The additional 25 percent tariff — notified on Monday by the US Department of Homeland Security to penalise New Delhi for buying Russian oil — may hit labour-intensive and export-centric sectors such as apparel and textiles, gems & jewellery, automobile parts, carpets, agrifood, shrimps, chemicals and machinery, in the short term.

Indian textiles and leather industries have already pushed some of their inventory to the US in recent weeks to avoid the additional 25 percent tariffs, but there are still tonnes of garments and leather goods lying in their warehouses. Their American customers are pressuring these companies to share the cost with 5 to 25 percent discounts on goods, the media reported.

According to reports, these textile exporters could suffer a collective loss of nearly Rs. 5,000 crores per month across India. India’s loss will be a gain for countries like Bangladesh, Pakistan, Vietnam, and Cambodia.

India’s annual exports to the US in 2024-25 were valued at USD 86.5 billion, including textiles exports worth USD 10.3 billion. With a 50 percent tariff now, India’s apparel industry could face huge losses in the short term.

To cushion the impact, exporters have urged the government to announce immediate support, on the lines of the one provided during the COVID-19 pandemic, to stop competitors from China, Vietnam, Bangladesh, Indonesia and the Philippines from completely taking over their market. Most of India’s Asian competitors face 19-20 percent tariffs in the US while China has been slapped with 30 percent.

The 50 percent US tariff is likely to hit India’s annual exports by USD 60 billion, which is 66 percent of India’s exports of the total exports in 2024-25, according to estimates made by trade research body Global Trade and Research Initiative (GTRI).

“The US tariffs are likely to slash India’s goods exports to USD 49.6 billion in FY26, down 43 percent from USD 86.5 billion. India’s non-US goods exports may grow 5 percent to USD 368.5 billion. The GDP growth could drop, from 6.5 percent to 5.6 percent, but 20 percent export-to-GDP ratio provides some cushion.”
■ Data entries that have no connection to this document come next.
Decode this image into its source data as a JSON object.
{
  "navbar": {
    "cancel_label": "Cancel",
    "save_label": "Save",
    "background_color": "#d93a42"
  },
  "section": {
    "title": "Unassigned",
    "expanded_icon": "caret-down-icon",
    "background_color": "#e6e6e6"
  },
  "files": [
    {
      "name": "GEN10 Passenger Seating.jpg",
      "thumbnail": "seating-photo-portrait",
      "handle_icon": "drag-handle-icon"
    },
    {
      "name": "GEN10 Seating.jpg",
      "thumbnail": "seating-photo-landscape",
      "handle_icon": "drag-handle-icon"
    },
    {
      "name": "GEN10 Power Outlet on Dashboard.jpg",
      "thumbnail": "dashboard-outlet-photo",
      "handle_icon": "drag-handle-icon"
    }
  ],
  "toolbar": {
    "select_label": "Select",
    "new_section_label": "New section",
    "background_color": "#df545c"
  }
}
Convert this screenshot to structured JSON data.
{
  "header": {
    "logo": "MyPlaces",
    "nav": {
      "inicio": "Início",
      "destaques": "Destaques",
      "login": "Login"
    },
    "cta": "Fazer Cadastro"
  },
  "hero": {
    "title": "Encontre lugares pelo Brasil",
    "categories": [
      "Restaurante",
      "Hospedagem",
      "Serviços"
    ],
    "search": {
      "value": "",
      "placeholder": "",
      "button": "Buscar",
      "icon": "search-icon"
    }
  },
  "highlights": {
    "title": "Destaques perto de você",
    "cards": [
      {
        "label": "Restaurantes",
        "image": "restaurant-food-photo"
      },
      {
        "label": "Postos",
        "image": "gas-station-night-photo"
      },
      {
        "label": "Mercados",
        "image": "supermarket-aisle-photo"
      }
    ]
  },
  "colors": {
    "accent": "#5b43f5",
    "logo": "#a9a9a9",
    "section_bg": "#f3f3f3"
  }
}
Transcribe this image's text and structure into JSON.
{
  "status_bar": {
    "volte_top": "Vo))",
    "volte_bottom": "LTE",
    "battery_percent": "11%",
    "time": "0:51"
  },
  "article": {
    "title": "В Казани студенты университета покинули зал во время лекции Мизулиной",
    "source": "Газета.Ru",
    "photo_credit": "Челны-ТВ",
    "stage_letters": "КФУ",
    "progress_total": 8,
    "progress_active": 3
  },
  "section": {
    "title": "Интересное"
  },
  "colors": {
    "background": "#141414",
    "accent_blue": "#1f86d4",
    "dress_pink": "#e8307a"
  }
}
Exporters from key labour-intensive sectors like gems & jewellery fear job cuts as they might lose their entire US markets. “We were already struggling with the 10 percent baseline duties imposed in April and had no idea how to cope with the 25 percent duties imposed on August 7 as orders were being cancelled. Now with the import duties doubling, exports will come to a standstill, manufacturing bases may shift and there will be huge employment loss,” warned Vipul Shah, former chairman of the Gems & Jewellery Export Promotion Council.

Job losses are also expected in the textiles and garments sector as exporters expect at least 50 percent of their orders in the US to be immediately put on hold or cancelled.

Exporters also seek help in market diversification. Handicraft exporters say that although a large part of their exports, about 40 percent, goes to the US, some part of it is then re-exported to the Latin American countries.

“The US being the largest consumer market, the tariffs will disrupt our production and employment generation. About 40 percent of handicrafts exports is to the US, but 30 per cent of that is re-exported to Latin America. It can now be directly exported to Latin America,” said Rakesh Shah, a handicraft exporter.